Una de las aportaciones más destacadas que ha hecho el proceso independentista a la literatura catalana ha sido la creación del género literario en que señores blancos con prestigio social y autoridad moral se dedican a comparar, por Twitter, prensa, radio y televisión, la situación que sufre Catalunya con la de una mujer maltratada.
Diferentes tipos de opresiones pueden tener dinámicas de perpetuación similares, o argumentos para justificarlas o naturalizarlas que sigan unos mismos esquemas mentales. Así, la identidad española hegemónica, igual que la masculinidad, tiene a su servicio los instrumentos de un Estado, entre ellos la fuerza bruta, que le permiten imponer una visión del mundo en que cualquier identidad alternativa se percibe como indeseable, que altera el orden natural de las cosas y que, además, se basa en el odio a este orden. Solemos escuchar que los independentistas odian España, igual que a las feministas se nos acusa de odiar a los hombres.
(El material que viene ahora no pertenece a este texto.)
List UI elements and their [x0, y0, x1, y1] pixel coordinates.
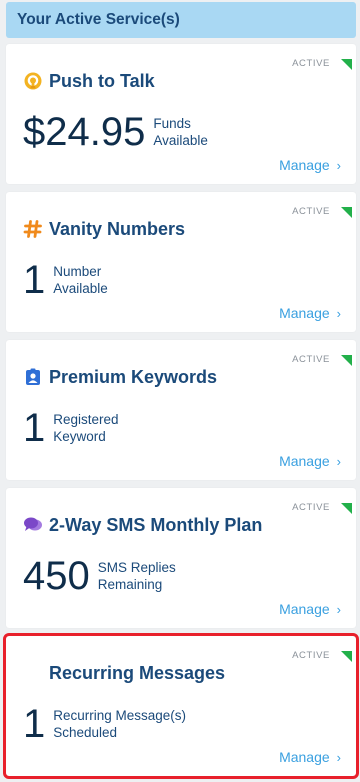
status-badge: ACTIVE [292, 58, 330, 69]
active-flag-icon [341, 651, 352, 662]
value-label-line2: Remaining [97, 577, 163, 592]
manage-link[interactable]: Manage › [279, 453, 341, 469]
card-title: Push to Talk [49, 70, 155, 91]
contact-badge-icon [23, 367, 43, 387]
service-card-recurring-messages: ACTIVE Recurring Messages 1 Recurring Me… [3, 633, 359, 779]
card-value-row: 1 Number Available [23, 258, 108, 302]
card-value-label: Registered Keyword [53, 411, 118, 445]
status-badge: ACTIVE [292, 354, 330, 365]
card-value: 1 [23, 406, 46, 450]
active-flag-icon [341, 503, 352, 514]
active-flag-icon [341, 355, 352, 366]
card-title-row: Recurring Messages [23, 660, 225, 686]
status-badge: ACTIVE [292, 502, 330, 513]
manage-label: Manage [279, 157, 330, 173]
value-label-line2: Keyword [53, 429, 106, 444]
chevron-right-icon: › [336, 305, 341, 321]
card-value-row: $24.95 Funds Available [23, 110, 208, 154]
chevron-right-icon: › [336, 453, 341, 469]
card-title: Vanity Numbers [49, 218, 186, 239]
manage-link[interactable]: Manage › [279, 749, 341, 765]
chevron-right-icon: › [336, 157, 341, 173]
header-title: Your Active Service(s) [17, 11, 180, 28]
card-title: Premium Keywords [49, 366, 218, 387]
service-card-vanity-numbers: ACTIVE Vanity Numbers 1 Number Available… [6, 192, 356, 332]
card-value: 1 [23, 258, 46, 302]
card-value-label: Funds Available [153, 115, 208, 149]
card-value-row: 450 SMS Replies Remaining [23, 554, 176, 598]
services-header: Your Active Service(s) [6, 2, 356, 38]
card-value-label: SMS Replies Remaining [98, 559, 176, 593]
card-value: 1 [23, 702, 46, 746]
value-label-line2: Scheduled [53, 725, 118, 740]
value-label-line1: SMS Replies [97, 560, 176, 575]
manage-link[interactable]: Manage › [279, 305, 341, 321]
manage-link[interactable]: Manage › [279, 157, 341, 173]
card-title-row: Push to Talk [23, 68, 155, 94]
status-badge: ACTIVE [292, 206, 330, 217]
value-label-line1: Funds [153, 116, 191, 131]
value-label-line2: Available [53, 281, 108, 296]
service-card-push-to-talk: ACTIVE Push to Talk $24.95 Funds Availab… [6, 44, 356, 184]
card-value: 450 [23, 554, 90, 598]
value-label-line1: Recurring Message(s) [53, 708, 187, 723]
card-title-row: 2-Way SMS Monthly Plan [23, 512, 262, 538]
chevron-right-icon: › [336, 601, 341, 617]
placeholder-icon [23, 663, 43, 683]
card-title-row: Vanity Numbers [23, 216, 185, 242]
chevron-right-icon: › [336, 749, 341, 765]
value-label-line1: Number [53, 264, 102, 279]
value-label-line2: Available [153, 133, 208, 148]
status-badge: ACTIVE [292, 650, 330, 661]
card-value-label: Recurring Message(s) Scheduled [53, 707, 186, 741]
value-label-line1: Registered [53, 412, 119, 427]
card-value-row: 1 Registered Keyword [23, 406, 119, 450]
active-flag-icon [341, 59, 352, 70]
manage-label: Manage [279, 305, 330, 321]
service-card-two-way-sms: ACTIVE 2-Way SMS Monthly Plan 450 SMS Re… [6, 488, 356, 628]
services-page: Your Active Service(s) ACTIVE Push to Ta… [0, 0, 360, 782]
chat-bubbles-icon [23, 515, 43, 535]
service-card-premium-keywords: ACTIVE Premium Keywords 1 Registered Key… [6, 340, 356, 480]
manage-label: Manage [279, 453, 330, 469]
card-value-row: 1 Recurring Message(s) Scheduled [23, 702, 186, 746]
card-title: 2-Way SMS Monthly Plan [49, 514, 263, 535]
manage-label: Manage [279, 601, 330, 617]
manage-link[interactable]: Manage › [279, 601, 341, 617]
manage-label: Manage [279, 749, 330, 765]
card-value-label: Number Available [53, 263, 108, 297]
push-to-talk-icon [23, 71, 43, 91]
active-flag-icon [341, 207, 352, 218]
card-title: Recurring Messages [49, 662, 226, 683]
hash-icon [23, 219, 43, 239]
card-value: $24.95 [23, 110, 146, 154]
card-title-row: Premium Keywords [23, 364, 217, 390]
También culpabilizan a la víctima, tal como muestra el relato que la aplicación del 155 es más culpa del gobierno de Puigdemont que del de Rajoy.
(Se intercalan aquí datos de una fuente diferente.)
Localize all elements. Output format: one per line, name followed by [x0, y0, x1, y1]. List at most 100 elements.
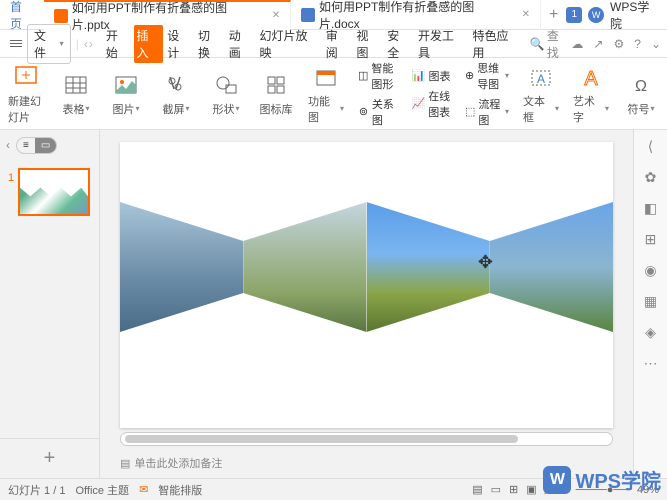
reading-view-icon[interactable]: ▣: [526, 483, 536, 496]
wps-logo-icon[interactable]: W: [588, 7, 604, 23]
new-slide-button[interactable]: 新建幻灯片: [8, 63, 44, 125]
help-icon[interactable]: ?: [634, 37, 641, 51]
folded-image-4[interactable]: [490, 202, 613, 332]
relation-button[interactable]: ⊚关系图: [358, 96, 397, 128]
sorter-view-icon[interactable]: ⊞: [509, 483, 518, 496]
new-slide-icon: [12, 63, 40, 91]
settings-icon[interactable]: ⚙: [613, 37, 624, 51]
style-icon[interactable]: ◈: [645, 324, 656, 341]
symbol-button[interactable]: Ω 符号▾: [623, 71, 659, 117]
slide-thumbnail[interactable]: 1: [18, 168, 90, 216]
shape-icon: [212, 71, 240, 99]
file-menu[interactable]: 文件▾: [27, 24, 71, 64]
folded-image-1[interactable]: [120, 202, 243, 332]
menu-start[interactable]: 开始: [103, 25, 133, 63]
menu-insert[interactable]: 插入: [134, 25, 164, 63]
template-icon[interactable]: ◧: [644, 200, 657, 217]
folded-image-2[interactable]: [243, 202, 366, 332]
smart-layout[interactable]: 智能排版: [158, 482, 202, 498]
menu-transition[interactable]: 切换: [195, 25, 225, 63]
search-box[interactable]: 🔍查找: [530, 27, 571, 61]
notification-badge[interactable]: 1: [566, 7, 582, 23]
arrange-icon[interactable]: ▦: [644, 293, 657, 310]
picture-button[interactable]: 图片▾: [108, 71, 144, 117]
onlinechart-icon: 📈: [411, 97, 425, 111]
horizontal-scrollbar[interactable]: [120, 432, 613, 446]
menu-slideshow[interactable]: 幻灯片放映: [256, 25, 321, 63]
menu-animation[interactable]: 动画: [226, 25, 256, 63]
share-icon[interactable]: ↗: [593, 37, 603, 51]
normal-view-icon[interactable]: ▭: [491, 483, 501, 496]
flowchart-button[interactable]: ⬚流程图▾: [465, 96, 509, 128]
ribbon-toolbar: 新建幻灯片 表格▾ 图片▾ 截屏▾ 形状▾ 图标库 功能图▾ ◫智能图形 ⊚关系…: [0, 58, 667, 130]
tool-icon[interactable]: ⊞: [645, 231, 657, 248]
menu-design[interactable]: 设计: [164, 25, 194, 63]
feature-button[interactable]: 功能图▾: [308, 63, 344, 125]
theme-name: Office 主题: [75, 482, 129, 498]
right-sidebar: ⟨ ✿ ◧ ⊞ ◉ ▦ ◈ ⋯: [633, 130, 667, 478]
smartshape-button[interactable]: ◫智能图形: [358, 60, 397, 92]
folded-image-3[interactable]: [367, 202, 490, 332]
menu-bar: 文件▾ | ‹ › 开始 插入 设计 切换 动画 幻灯片放映 审阅 视图 安全 …: [0, 30, 667, 58]
chevron-down-icon[interactable]: ⌄: [651, 37, 661, 51]
gear-icon[interactable]: ✿: [645, 169, 657, 186]
svg-text:Ω: Ω: [635, 78, 647, 95]
notes-placeholder: 单击此处添加备注: [134, 455, 222, 471]
wps-watermark-icon: W: [543, 466, 571, 494]
watermark: W WPS学院: [543, 465, 661, 494]
view-toggle[interactable]: ≡▭: [16, 137, 57, 154]
iconlib-icon: [262, 71, 290, 99]
relation-icon: ⊚: [358, 105, 369, 119]
notes-icon: ▤: [120, 457, 130, 470]
academy-label: WPS学院: [610, 0, 661, 32]
notes-view-icon[interactable]: ▤: [472, 483, 482, 496]
flowchart-icon: ⬚: [465, 105, 475, 119]
slide-number: 1: [8, 172, 14, 184]
workspace: ‹ ≡▭ 1 + ✥ ▤ 单击此处添加备注 ⟨ ✿: [0, 130, 667, 478]
feature-icon: [312, 63, 340, 91]
mindmap-button[interactable]: ⊕思维导图▾: [465, 60, 509, 92]
panel-toolbar: ‹ ≡▭: [0, 130, 99, 160]
wordart-button[interactable]: A 艺术字▾: [573, 63, 609, 125]
table-button[interactable]: 表格▾: [58, 71, 94, 117]
textbox-icon: A: [527, 63, 555, 91]
chart-icon: 📊: [411, 69, 425, 83]
mail-icon[interactable]: ✉: [139, 483, 148, 496]
close-icon[interactable]: ✕: [272, 10, 280, 21]
chart-button[interactable]: 📊图表: [411, 68, 450, 84]
cloud-icon[interactable]: ☁: [571, 37, 583, 51]
mindmap-icon: ⊕: [465, 69, 474, 83]
onlinechart-button[interactable]: 📈在线图表: [411, 88, 450, 120]
slide-canvas[interactable]: ✥: [120, 142, 613, 428]
svg-text:A: A: [584, 68, 598, 90]
svg-text:A: A: [537, 72, 545, 86]
menu-security[interactable]: 安全: [384, 25, 414, 63]
smartshape-icon: ◫: [358, 69, 368, 83]
record-icon[interactable]: ◉: [644, 262, 656, 279]
menu-view[interactable]: 视图: [354, 25, 384, 63]
menu-review[interactable]: 审阅: [323, 25, 353, 63]
back-icon[interactable]: ‹: [6, 138, 10, 152]
textbox-button[interactable]: A 文本框▾: [523, 63, 559, 125]
new-tab-button[interactable]: +: [541, 6, 566, 24]
symbol-icon: Ω: [627, 71, 655, 99]
screenshot-icon: [162, 71, 190, 99]
iconlib-button[interactable]: 图标库: [258, 71, 294, 117]
menu-special[interactable]: 特色应用: [469, 25, 522, 63]
close-icon[interactable]: ✕: [522, 9, 530, 20]
screenshot-button[interactable]: 截屏▾: [158, 71, 194, 117]
caret-right-icon[interactable]: ›: [89, 37, 93, 51]
more-icon[interactable]: ⋯: [644, 355, 658, 372]
notes-bar[interactable]: ▤ 单击此处添加备注: [120, 452, 613, 474]
shape-button[interactable]: 形状▾: [208, 71, 244, 117]
picture-icon: [112, 71, 140, 99]
folded-image-group[interactable]: [120, 202, 613, 332]
add-slide-button[interactable]: +: [0, 438, 99, 478]
menu-devtools[interactable]: 开发工具: [415, 25, 468, 63]
expand-icon[interactable]: ⟨: [648, 138, 653, 155]
hamburger-icon[interactable]: [6, 36, 26, 51]
caret-left-icon[interactable]: ‹: [84, 37, 88, 51]
slide-panel: ‹ ≡▭ 1 +: [0, 130, 100, 478]
ppt-icon: [54, 9, 68, 23]
slide-count: 幻灯片 1 / 1: [8, 482, 65, 498]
Aunque hay elementos, pues, que podrían hacer pensar que la comparación entre Catalunya y la mujer maltratada es adecuada, la realidad es mucho más compleja. Las discriminaciones por razón de género, igual que las de raza, clase, orientación sexual, expresión de género o diversidad funcional, están muy ligadas a contextos concretos que generan sus propias violencias, de más o menos intensidad, para quien habita estas categorías. No es sólo que un catalán hombre y una mujer catalana no estén maltratados igual, es que el dolor que generan estas dos situaciones, catalán y mujer, no son comparables (hay un sujeto interesante que es el de mujer catalana, que genera nuevas vulnerabilidades fruto de machihembrar las dos categorías).
Además, en nuestra sociedad conviven diferentes formas de discriminación y, por lo tanto, de privilegio. Eso quiere decir que podemos ser discriminados en un ámbito pero privilegiados en otro. Yo he sufrido agresiones sexuales por el hecho de ser mujer e insultos por ser catalana, pero no he experimentado el racismo, y puedo entrar a cualquier estación de metro porque no voy en silla de ruedas. En esta línea, la historia nos dice que la nación se experimenta de manera diferente en función del género de sus integrantes.
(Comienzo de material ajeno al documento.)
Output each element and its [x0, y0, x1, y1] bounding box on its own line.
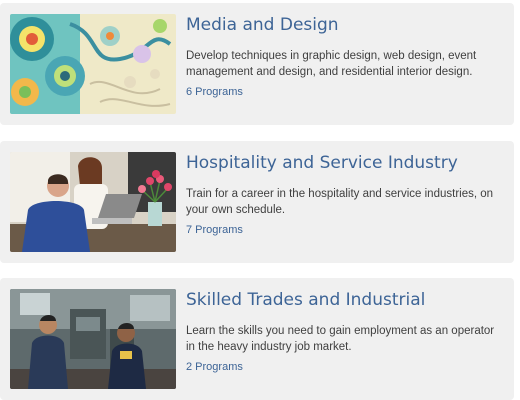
media-design-image[interactable]: [10, 14, 176, 114]
program-title[interactable]: Media and Design: [186, 15, 339, 35]
programs-count-link[interactable]: 2 Programs: [186, 361, 243, 373]
skilled-trades-image[interactable]: [10, 289, 176, 389]
program-title[interactable]: Skilled Trades and Industrial: [186, 290, 425, 310]
programs-count-link[interactable]: 7 Programs: [186, 224, 243, 236]
programs-count-link[interactable]: 6 Programs: [186, 86, 243, 98]
program-description: Learn the skills you need to gain employ…: [186, 325, 495, 353]
program-description: Develop techniques in graphic design, we…: [186, 50, 477, 78]
program-card-hospitality: Hospitality and Service Industry Train f…: [0, 141, 514, 263]
hospitality-image[interactable]: [10, 152, 176, 252]
program-card-media-design: Media and Design Develop techniques in g…: [0, 3, 514, 125]
program-title[interactable]: Hospitality and Service Industry: [186, 153, 458, 173]
program-description: Train for a career in the hospitality an…: [186, 188, 494, 216]
program-card-skilled-trades: Skilled Trades and Industrial Learn the …: [0, 278, 514, 400]
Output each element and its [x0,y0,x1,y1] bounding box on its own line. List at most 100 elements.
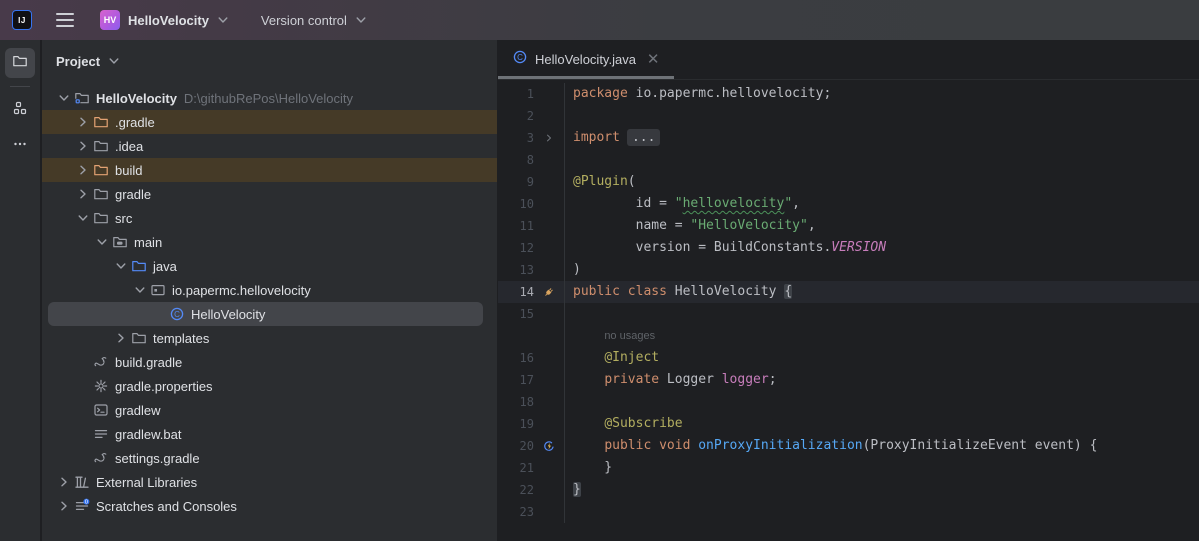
tab-hellovelocity-java[interactable]: C HelloVelocity.java ✕ [498,40,674,79]
code-line-23[interactable]: 23 [498,501,1199,523]
chevron-down-icon[interactable] [113,258,129,274]
code-line-15[interactable]: 15 [498,303,1199,325]
more-icon [12,136,28,157]
chevron-right-icon[interactable] [75,162,91,178]
line-number [498,325,534,347]
gear-icon [92,378,110,394]
chevron-spacer [151,306,167,322]
code-line-10[interactable]: 10 id = "hellovelocity", [498,193,1199,215]
tree-item-label: Scratches and Consoles [96,499,237,514]
tree-item-hellovelocity[interactable]: CHelloVelocity [42,302,497,326]
chevron-down-icon[interactable] [75,210,91,226]
tree-item-label: gradle [115,187,151,202]
tree-item-io-papermc-hellovelocity[interactable]: io.papermc.hellovelocity [42,278,497,302]
gradle-icon [92,450,110,466]
tree-item-gradle[interactable]: gradle [42,182,497,206]
code-line-21[interactable]: 21 } [498,457,1199,479]
tree-item-java[interactable]: java [42,254,497,278]
intellij-window: IJ HV HelloVelocity Version control Proj… [0,0,1199,541]
code-line-19[interactable]: 19 @Subscribe [498,413,1199,435]
chevron-down-icon[interactable] [56,90,72,106]
code-text: no usages [564,325,1199,347]
code-text: id = "hellovelocity", [564,193,1199,215]
line-number: 3 [498,127,534,149]
chevron-right-icon[interactable] [113,330,129,346]
tree-item-label: main [134,235,162,250]
folder-excluded-icon [92,162,110,178]
intellij-logo-icon[interactable]: IJ [12,10,32,30]
more-toolwindows-button[interactable] [5,131,35,161]
tree-item-build[interactable]: build [42,158,497,182]
tree-item-build-gradle[interactable]: build.gradle [42,350,497,374]
code-line-14[interactable]: 14public class HelloVelocity { [498,281,1199,303]
fold-gutter-icon[interactable] [534,127,564,149]
code-line-16[interactable]: 16 @Inject [498,347,1199,369]
line-number: 18 [498,391,534,413]
gutter-spacer [534,347,564,369]
tree-item-path: D:\githubRePos\HelloVelocity [184,91,353,106]
editor-tab-bar: C HelloVelocity.java ✕ [498,40,1199,80]
editor-area: C HelloVelocity.java ✕ 1package io.paper… [498,40,1199,541]
tree-item-gradlew-bat[interactable]: gradlew.bat [42,422,497,446]
code-line-17[interactable]: 17 private Logger logger; [498,369,1199,391]
project-widget[interactable]: HV HelloVelocity [94,6,237,34]
project-panel-header[interactable]: Project [42,40,497,82]
tree-item-hellovelocity[interactable]: HelloVelocityD:\githubRePos\HelloVelocit… [42,86,497,110]
project-toolwindow-button[interactable] [5,48,35,78]
line-number: 17 [498,369,534,391]
code-line-9[interactable]: 9@Plugin( [498,171,1199,193]
main-menu-icon[interactable] [56,13,74,27]
chevron-right-icon[interactable] [75,138,91,154]
code-line-18[interactable]: 18 [498,391,1199,413]
code-line-22[interactable]: 22} [498,479,1199,501]
tree-item-label: gradlew.bat [115,427,182,442]
tree-item-main[interactable]: main [42,230,497,254]
chevron-right-icon[interactable] [56,474,72,490]
code-line-1[interactable]: 1package io.papermc.hellovelocity; [498,83,1199,105]
code-text: import... [564,127,1199,149]
chevron-right-icon[interactable] [75,186,91,202]
structure-toolwindow-button[interactable] [5,95,35,125]
chevron-right-icon[interactable] [75,114,91,130]
code-editor[interactable]: 1package io.papermc.hellovelocity;23impo… [498,81,1199,541]
tree-item-templates[interactable]: templates [42,326,497,350]
line-number: 12 [498,237,534,259]
code-line-13[interactable]: 13) [498,259,1199,281]
code-text: ) [564,259,1199,281]
tree-item-gradle-properties[interactable]: gradle.properties [42,374,497,398]
code-text: } [564,457,1199,479]
version-control-label: Version control [261,13,347,28]
gutter-spacer [534,325,564,347]
inlay-hint-line[interactable]: no usages [498,325,1199,347]
tree-item-idea[interactable]: .idea [42,134,497,158]
folder-excluded-icon [92,114,110,130]
tree-item-label: .gradle [115,115,155,130]
code-line-2[interactable]: 2 [498,105,1199,127]
tree-item-gradle[interactable]: .gradle [42,110,497,134]
tree-item-gradlew[interactable]: gradlew [42,398,497,422]
code-line-20[interactable]: 20 public void onProxyInitialization(Pro… [498,435,1199,457]
code-line-3[interactable]: 3 import... [498,127,1199,149]
main-toolbar: IJ HV HelloVelocity Version control [0,0,1199,40]
chevron-spacer [75,402,91,418]
chevron-down-icon[interactable] [94,234,110,250]
line-number: 16 [498,347,534,369]
tree-item-external-libraries[interactable]: External Libraries [42,470,497,494]
plug-gutter-icon[interactable] [534,281,564,303]
code-text: package io.papermc.hellovelocity; [564,83,1199,105]
chevron-right-icon[interactable] [56,498,72,514]
gutter-spacer [534,83,564,105]
tree-item-settings-gradle[interactable]: settings.gradle [42,446,497,470]
code-line-8[interactable]: 8 [498,149,1199,171]
code-line-12[interactable]: 12 version = BuildConstants.VERSION [498,237,1199,259]
close-icon[interactable]: ✕ [643,50,664,69]
code-text: } [564,479,1199,501]
chevron-down-icon[interactable] [132,282,148,298]
code-line-11[interactable]: 11 name = "HelloVelocity", [498,215,1199,237]
tree-item-src[interactable]: src [42,206,497,230]
subscribe-gutter-icon[interactable] [534,435,564,457]
gutter-spacer [534,215,564,237]
line-number: 21 [498,457,534,479]
tree-item-scratches-and-consoles[interactable]: 0Scratches and Consoles [42,494,497,518]
version-control-menu[interactable]: Version control [255,8,375,32]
Los roles de la nación-mujer suelen encajar con los de la mujer-persona: la nación se ha concebido como una madre que los hijos (en masculino no genérico) tienen que defender
Desde Europa hasta Asia, encontramos ejemplos de cómo la nación se ha pensado como mujer, igual que la tierra que se pretendía conquistar o la que se quería defender del enemigo. Sin embargo, las mujeres solemos ocupar un papel subordinado dentro de la nación. Es decir, se nos alaba a la vez que se nos zurra. A menudo, los roles de la nación-mujer suelen encajar con los de la mujer-persona: la nación se ha concebido como una madre que los hijos (en masculino no genérico) tienen que defender; Oriente era, para los exploradores occidentales, una doncella misteriosa a la cual descubrir, controlar y penetrar. Resulta significativo que, en la época actual, el relato sobre la Catalunya-mujer la conciba como maltratada. Olvidando, por ejemplo, que el independentismo ha utilizado mecanismos que podríamos considerar pertenecientes al dominio femenino según el esquema tradicional de masculinidad/feminidad. Algunas de las estrategias de organización del referéndum y de resistencia a la represión posterior se han basado en la utilización de redes informales o en la persistencia del cuidado.
En los conflictos coloniales y/o nacionales, la utilización de las mujeres por parte de los representantes de los bandos enfrentados ha sido habitual. Se pueden utilizar como botín: durante la represión policial del 1 de octubre, varias mujeres denunciaron agresiones sexuales o insultos misóginos. Otro caso es el mensaje del foro digital de guardias civiles que advertía a los hombres catalanes que vigilaran que sus mujeres o novias no se quedaran embarazadas de guardias civiles.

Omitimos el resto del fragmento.